Chicago’s Rhine Hall Distillery is home to an impressive lineup of unique fruit brandies (otherwise known as eau-de-vies or schnapps), distilled primarily from local Midwest-grown fruits including apples, plums, pears, and cherries. They also produce a handful of spirits distilled from more exotic fruits that - unfortunately - don’t grow locally, including a Mango Brandy that Rhine Hall’s Brand Specialist, Marlo Ramos, used to create a tropical-inspired cocktail for us live on Highballs at High Noon. Watch our conversation with Marlo here and be sure to visit the distillery next time you’re in Chicago.
Q: What was it that first got you into cocktails?
Marlo Ramos: The origin starts more with my fascination with combining flavors than specifically cocktails. I always loved to try new things.
Q: What new cocktail discoveries are you exploring right now?
MR: Right now I'm trying to take a step towards simplifying my cocktails. The more I learned about spirits, the more I would add a dash of this and a half ounce of infused that and make a shrub and throw sherry and 7 bitters in a drink. It was designed to play for my own palette but it's also so important to reduce. What is the simplest way to make a component shine? To me it's like art - I can be in awe of an elaborately technical painting 8 feet tall, but I can be equally enamored with the precision and expression of a passionate line drawing.

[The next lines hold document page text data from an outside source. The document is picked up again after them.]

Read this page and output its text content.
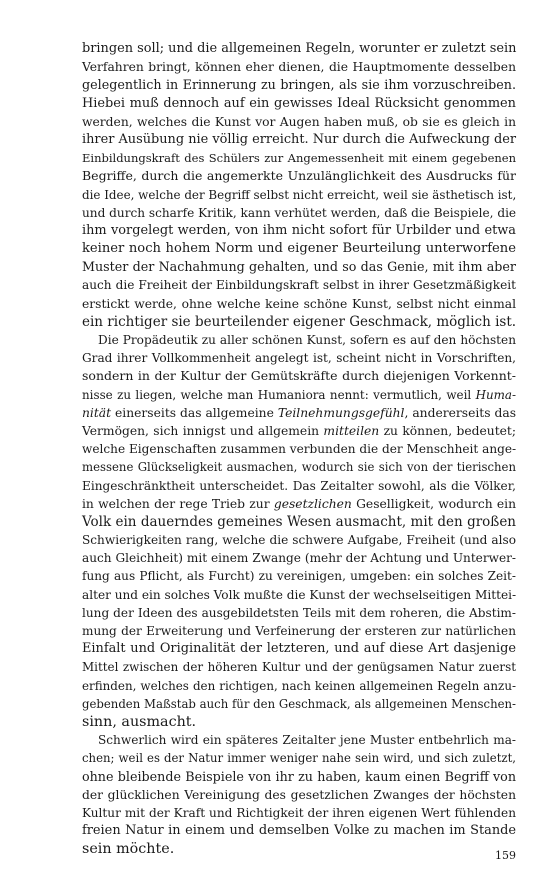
bringen soll; und die allgemeinen Regeln, worunter er zuletzt sein
Verfahren bringt, können eher dienen, die Hauptmomente desselben
gelegentlich in Erinnerung zu bringen, als sie ihm vorzuschreiben.
Hiebei muß dennoch auf ein gewisses Ideal Rücksicht genommen
werden, welches die Kunst vor Augen haben muß, ob sie es gleich in
ihrer Ausübung nie völlig erreicht. Nur durch die Aufweckung der
Einbildungskraft des Schülers zur Angemessenheit mit einem gegebenen
Begriffe, durch die angemerkte Unzulänglichkeit des Ausdrucks für
die Idee, welche der Begriff selbst nicht erreicht, weil sie ästhetisch ist,
und durch scharfe Kritik, kann verhütet werden, daß die Beispiele, die
ihm vorgelegt werden, von ihm nicht sofort für Urbilder und etwa
keiner noch hohem Norm und eigener Beurteilung unterworfene
Muster der Nachahmung gehalten, und so das Genie, mit ihm aber
auch die Freiheit der Einbildungskraft selbst in ihrer Gesetzmäßigkeit
erstickt werde, ohne welche keine schöne Kunst, selbst nicht einmal
ein richtiger sie beurteilender eigener Geschmack, möglich ist.
Die Propädeutik zu aller schönen Kunst, sofern es auf den höchsten
Grad ihrer Vollkommenheit angelegt ist, scheint nicht in Vorschriften,
sondern in der Kultur der Gemütskräfte durch diejenigen Vorkennt-
nisse zu liegen, welche man Humaniora nennt: vermutlich, weil Huma-
nität einerseits das allgemeine Teilnehmungsgefühl, andererseits das
Vermögen, sich innigst und allgemein mitteilen zu können, bedeutet;
welche Eigenschaften zusammen verbunden die der Menschheit ange-
messene Glückseligkeit ausmachen, wodurch sie sich von der tierischen
Eingeschränktheit unterscheidet. Das Zeitalter sowohl, als die Völker,
in welchen der rege Trieb zur gesetzlichen Geselligkeit, wodurch ein
Volk ein dauerndes gemeines Wesen ausmacht, mit den großen
Schwierigkeiten rang, welche die schwere Aufgabe, Freiheit (und also
auch Gleichheit) mit einem Zwange (mehr der Achtung und Unterwer-
fung aus Pflicht, als Furcht) zu vereinigen, umgeben: ein solches Zeit-
alter und ein solches Volk mußte die Kunst der wechselseitigen Mittei-
lung der Ideen des ausgebildetsten Teils mit dem roheren, die Abstim-
mung der Erweiterung und Verfeinerung der ersteren zur natürlichen
Einfalt und Originalität der letzteren, und auf diese Art dasjenige
Mittel zwischen der höheren Kultur und der genügsamen Natur zuerst
erfinden, welches den richtigen, nach keinen allgemeinen Regeln anzu-
gebenden Maßstab auch für den Geschmack, als allgemeinen Menschen-
sinn, ausmacht.
Schwerlich wird ein späteres Zeitalter jene Muster entbehrlich ma-
chen; weil es der Natur immer weniger nahe sein wird, und sich zuletzt,
ohne bleibende Beispiele von ihr zu haben, kaum einen Begriff von
der glücklichen Vereinigung des gesetzlichen Zwanges der höchsten
Kultur mit der Kraft und Richtigkeit der ihren eigenen Wert fühlenden
freien Natur in einem und demselben Volke zu machen im Stande
sein möchte.	159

Q: Why do you think people at home might be intimidated by making cocktails?
MR: They shouldn't be! If you're making drinks at home, do what tastes good to you. If you think it's too sweet, add citrus. If it's too strong, add more mixer! Maybe people are used to going out to a bar where many ingredients are foriegn concepts - not everyone knows what falernum and aquavit are and that's totally fine.
Q: What are some of your favorite cocktails to make at home?
MR: Honestly- I love a highball! I love the ease and showcasing the spirits I drink. If I'm feeling fancy I'll add some bitters or muddle some basil, but really there's no need.
Q: What do you take to a party?
MR: I take La Normande. I like to bring something fun that most people aren't super familiar with. It is a cocktail in a glass straight out of the bottle - or if you're feeling fancy you can add a splash of sparkling wine and a twist. It's a lower ABV so you don't have to be too worried.
Q: Where do you think the cocktail and bar industry is headed?
MR: With how hard COVID hit bars and restaurants I think there will be a lot of change, and already is. A lot of people that had been bartenders for years left the industry to pursue new ideas. That made room for a new group of people to learn and expand crafting cocktails. I think people are also working more and more as a community to address issues such as inequality and mental health.
Q: What has the pandemic taught you?
MR: The pandemic taught me that it's ok to not give all of yourself to work. To give yourself time. To take time to talk to the people you love.